Considering a convolution with a 29×29 kernel size and a 26×26 feature map size, we will describe the computational process of iterative convolution. We split the feature map into 5×5 tiles with 6×6 size, while splite the kernel into 6×6 tiles with 5×5 size. Convolution operation will be performed between each feature map tile and each kernel tile, so we use SFC(6×6, 5×5) to speed it up.

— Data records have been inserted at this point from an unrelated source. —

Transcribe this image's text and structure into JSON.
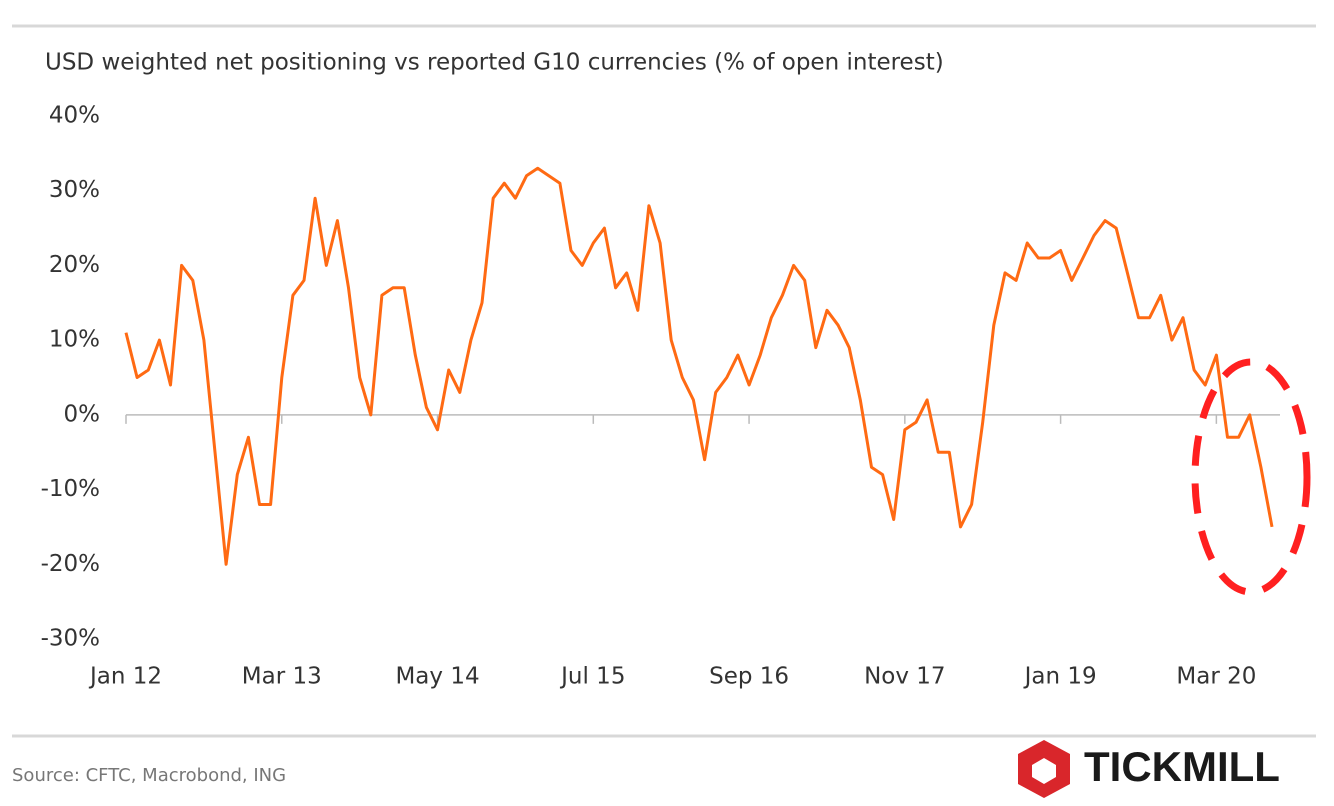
{
  "chart_data": {
    "type": "line",
    "title": "USD weighted net positioning vs reported G10 currencies (% of open interest)",
    "source": "Source: CFTC, Macrobond, ING",
    "brand": "TICKMILL",
    "color": "#ff6a13",
    "x": [
      "2012-01",
      "2012-02",
      "2012-03",
      "2012-04",
      "2012-05",
      "2012-06",
      "2012-07",
      "2012-08",
      "2012-09",
      "2012-10",
      "2012-11",
      "2012-12",
      "2013-01",
      "2013-02",
      "2013-03",
      "2013-04",
      "2013-05",
      "2013-06",
      "2013-07",
      "2013-08",
      "2013-09",
      "2013-10",
      "2013-11",
      "2013-12",
      "2014-01",
      "2014-02",
      "2014-03",
      "2014-04",
      "2014-05",
      "2014-06",
      "2014-07",
      "2014-08",
      "2014-09",
      "2014-10",
      "2014-11",
      "2014-12",
      "2015-01",
      "2015-02",
      "2015-03",
      "2015-04",
      "2015-05",
      "2015-06",
      "2015-07",
      "2015-08",
      "2015-09",
      "2015-10",
      "2015-11",
      "2015-12",
      "2016-01",
      "2016-02",
      "2016-03",
      "2016-04",
      "2016-05",
      "2016-06",
      "2016-07",
      "2016-08",
      "2016-09",
      "2016-10",
      "2016-11",
      "2016-12",
      "2017-01",
      "2017-02",
      "2017-03",
      "2017-04",
      "2017-05",
      "2017-06",
      "2017-07",
      "2017-08",
      "2017-09",
      "2017-10",
      "2017-11",
      "2017-12",
      "2018-01",
      "2018-02",
      "2018-03",
      "2018-04",
      "2018-05",
      "2018-06",
      "2018-07",
      "2018-08",
      "2018-09",
      "2018-10",
      "2018-11",
      "2018-12",
      "2019-01",
      "2019-02",
      "2019-03",
      "2019-04",
      "2019-05",
      "2019-06",
      "2019-07",
      "2019-08",
      "2019-09",
      "2019-10",
      "2019-11",
      "2019-12",
      "2020-01",
      "2020-02",
      "2020-03",
      "2020-04",
      "2020-05",
      "2020-06",
      "2020-07",
      "2020-08"
    ],
    "values": [
      11,
      5,
      6,
      10,
      4,
      20,
      18,
      10,
      -5,
      -20,
      -8,
      -3,
      -12,
      -12,
      5,
      16,
      18,
      29,
      20,
      26,
      17,
      5,
      0,
      16,
      17,
      17,
      8,
      1,
      -2,
      6,
      3,
      10,
      15,
      29,
      31,
      29,
      32,
      33,
      32,
      31,
      22,
      20,
      23,
      25,
      17,
      19,
      14,
      28,
      23,
      10,
      5,
      2,
      -6,
      3,
      5,
      8,
      4,
      8,
      13,
      16,
      20,
      18,
      9,
      14,
      12,
      9,
      2,
      -7,
      -8,
      -14,
      -2,
      -1,
      2,
      -5,
      -5,
      -15,
      -12,
      -1,
      12,
      19,
      18,
      23,
      21,
      21,
      22,
      18,
      21,
      24,
      26,
      25,
      19,
      13,
      13,
      16,
      10,
      13,
      6,
      4,
      8,
      -3,
      -3,
      0,
      -7,
      -15
    ],
    "xlim": [
      "2012-01",
      "2020-08"
    ],
    "xticks": [
      {
        "value": "2012-01",
        "label": "Jan 12"
      },
      {
        "value": "2013-03",
        "label": "Mar 13"
      },
      {
        "value": "2014-05",
        "label": "May 14"
      },
      {
        "value": "2015-07",
        "label": "Jul 15"
      },
      {
        "value": "2016-09",
        "label": "Sep 16"
      },
      {
        "value": "2017-11",
        "label": "Nov 17"
      },
      {
        "value": "2019-01",
        "label": "Jan 19"
      },
      {
        "value": "2020-03",
        "label": "Mar 20"
      }
    ],
    "ylim": [
      -30,
      40
    ],
    "yticks": [
      {
        "value": -30,
        "label": "-30%"
      },
      {
        "value": -20,
        "label": "-20%"
      },
      {
        "value": -10,
        "label": "-10%"
      },
      {
        "value": 0,
        "label": "0%"
      },
      {
        "value": 10,
        "label": "10%"
      },
      {
        "value": 20,
        "label": "20%"
      },
      {
        "value": 30,
        "label": "30%"
      },
      {
        "value": 40,
        "label": "40%"
      }
    ],
    "grid": false
  }
}
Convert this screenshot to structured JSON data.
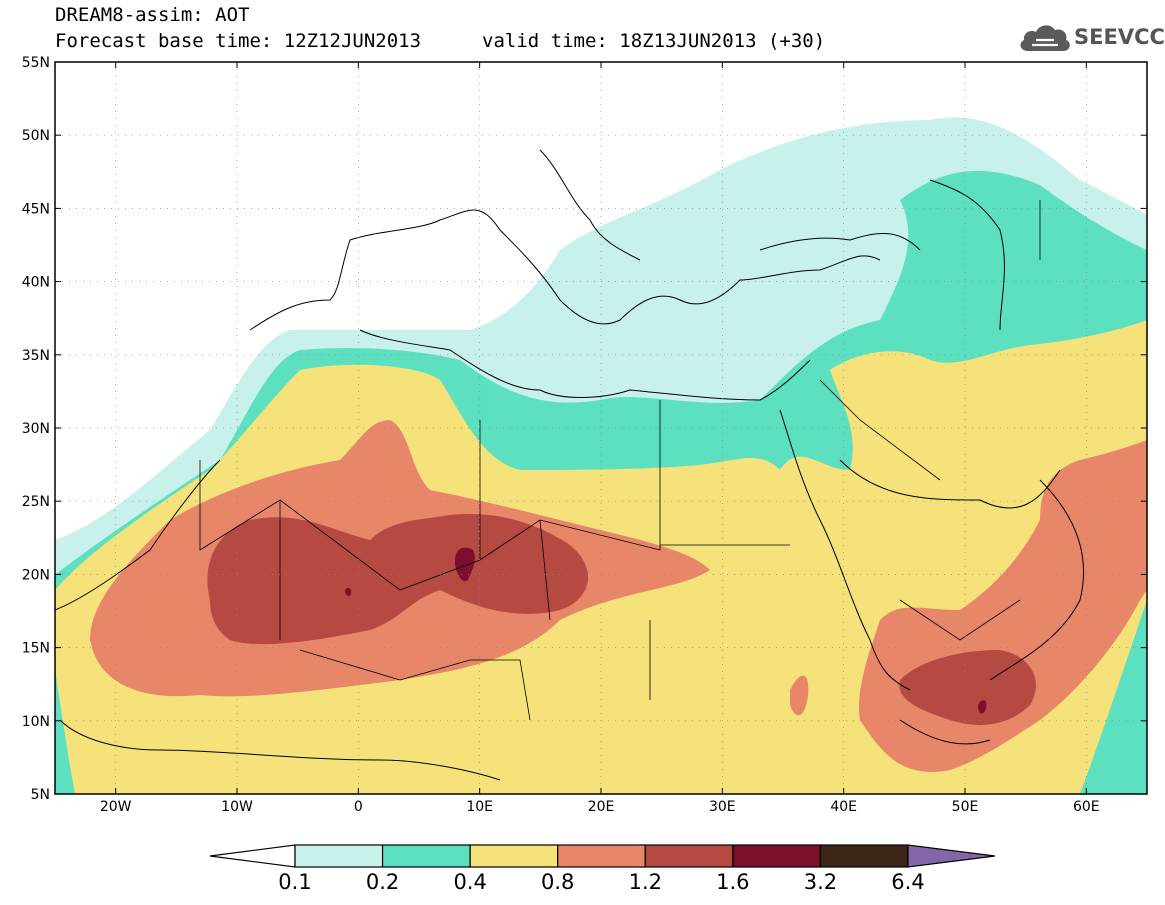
{
  "header": {
    "title_line1": "DREAM8-assim: AOT",
    "title_line2": "Forecast base time: 12Z12JUN2013",
    "valid_time": "valid time: 18Z13JUN2013 (+30)",
    "logo_text": "SEEVCCC",
    "logo_icon": "cloud-icon"
  },
  "map": {
    "lat_labels": [
      "55N",
      "50N",
      "45N",
      "40N",
      "35N",
      "30N",
      "25N",
      "20N",
      "15N",
      "10N",
      "5N"
    ],
    "lat_values": [
      55,
      50,
      45,
      40,
      35,
      30,
      25,
      20,
      15,
      10,
      5
    ],
    "lon_labels": [
      "20W",
      "10W",
      "0",
      "10E",
      "20E",
      "30E",
      "40E",
      "50E",
      "60E"
    ],
    "lon_values": [
      -20,
      -10,
      0,
      10,
      20,
      30,
      40,
      50,
      60
    ],
    "extent": {
      "lon_min": -25,
      "lon_max": 65,
      "lat_min": 5,
      "lat_max": 55
    },
    "grid": true
  },
  "colorbar": {
    "labels": [
      "0.1",
      "0.2",
      "0.4",
      "0.8",
      "1.2",
      "1.6",
      "3.2",
      "6.4"
    ],
    "colors": [
      "#ffffff",
      "#c8f1ec",
      "#5ce0bf",
      "#f5e27a",
      "#e8866a",
      "#b44a42",
      "#7c0f2c",
      "#3e2616",
      "#8466a8"
    ]
  },
  "colors": {
    "lvl1": "#c8f1ec",
    "lvl2": "#5ce0bf",
    "lvl3": "#f5e27a",
    "lvl4": "#e8866a",
    "lvl5": "#b44a42",
    "lvl6": "#7c0f2c"
  }
}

Note that at this time the partial convolution results of the each tiles are still summed up in the same pattern as the convolution window sliding, which allows us to use the SFC(5×5, 6×6) algorithm to speed up the process as the feature map has been split into 5×5 tiles, and the kernel has been split into 6×6 tiles in the first iteration. The number of multiplications required by above two iterations is the product of the multiplications in the two SFC algorithms, i.e., 132 × 132 = 17,424 multiplications. Our approach reduces the number of multiplications to just 3% of what is required by direct convolution.

We can increass the number of iterations to computing convolution with more larger sizes. Since the SFC algorithm uses only addition for the transformation, it has an easier, efficient and flexible deployment compared to the FFT method. However, when the convolution size is large enough to require 3 or more iterations, the FFT method will appear to be more advantageous in terms of theoretical computational efficiency.